Intradyn initially introduced ComplianceVault for its brokerage customers, many of whom needed better ways to address requirements from the SEC and NASD (the National Association of Securities Dealers). But over time, Doan found that more than 50 percent of the companys customers not only were not brokerage firms, but wanted the technology more for e-mail archiving and search than for compliance.
In fact, the main market for ComplianceVault today is SMBs (small and midsized businesses), thanks in part to its low-cost platform.

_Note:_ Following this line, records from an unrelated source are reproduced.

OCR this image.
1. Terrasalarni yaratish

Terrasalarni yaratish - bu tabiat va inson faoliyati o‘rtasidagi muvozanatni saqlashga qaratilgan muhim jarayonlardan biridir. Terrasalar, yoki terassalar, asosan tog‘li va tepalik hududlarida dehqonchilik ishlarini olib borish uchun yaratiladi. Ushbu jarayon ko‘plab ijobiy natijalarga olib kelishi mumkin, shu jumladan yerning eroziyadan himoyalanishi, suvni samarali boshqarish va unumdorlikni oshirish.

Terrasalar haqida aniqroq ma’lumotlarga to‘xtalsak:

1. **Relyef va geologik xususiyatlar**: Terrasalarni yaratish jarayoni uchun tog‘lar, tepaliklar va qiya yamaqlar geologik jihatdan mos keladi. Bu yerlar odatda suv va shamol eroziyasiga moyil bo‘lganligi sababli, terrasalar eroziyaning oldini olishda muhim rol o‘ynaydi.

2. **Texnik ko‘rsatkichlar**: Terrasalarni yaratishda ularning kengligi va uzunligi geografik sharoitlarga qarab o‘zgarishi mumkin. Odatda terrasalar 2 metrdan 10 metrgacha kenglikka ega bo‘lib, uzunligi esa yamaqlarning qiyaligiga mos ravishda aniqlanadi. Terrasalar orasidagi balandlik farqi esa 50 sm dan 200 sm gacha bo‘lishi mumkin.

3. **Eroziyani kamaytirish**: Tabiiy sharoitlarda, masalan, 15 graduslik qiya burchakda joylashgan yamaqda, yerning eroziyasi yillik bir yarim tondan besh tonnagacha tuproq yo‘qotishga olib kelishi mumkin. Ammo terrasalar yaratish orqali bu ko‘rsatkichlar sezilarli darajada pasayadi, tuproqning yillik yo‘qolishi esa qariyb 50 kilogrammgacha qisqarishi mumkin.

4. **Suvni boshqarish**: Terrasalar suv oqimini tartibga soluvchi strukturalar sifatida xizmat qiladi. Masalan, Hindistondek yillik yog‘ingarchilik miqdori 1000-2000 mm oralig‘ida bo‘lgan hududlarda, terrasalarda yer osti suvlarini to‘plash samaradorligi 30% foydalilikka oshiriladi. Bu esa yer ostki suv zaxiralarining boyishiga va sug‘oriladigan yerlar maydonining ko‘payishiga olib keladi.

By focusing on the SMB market, Intradyns technology, especially now that it has added tape encryption, has significant potential to make inroads, said Robert Amatruda, research manager in IDCs storage program.
"Intradyn is addressing a marketplace that has lots of potential, not only for data protection but around compliance and security, especially for SMBs," he said. "A lot of them have a real challenge in managing their data."
Although other companies are addressing compliance and security, many of them—such as Decru and NeoScale—are focused on larger, enterprise-type environments. Another company, Overland Storage, targets workgroup and SMB environments with an appliance that can emulate or even replace tape, but its a different type of offering, Amatruda said.
"Its all of the features and functions Intradyn has built into this. Thats what makes it unique," he said.
Although initially co-marketed with Sony Electronics for use with Sony AIT tape, ComplianceVault with tape encryption eventually will be available on more platforms, Doan said.
In related news, Maxell Corp. of America of Fair Lawn, N.J., last week announced that it will support the IBM format compatible 3590 Extended tape cartridge, used primarily by enterprise customers that need high performance, the ability to share tapes and support for Ultra SCSI, Fibre Channel, and ESCON and FICON environments.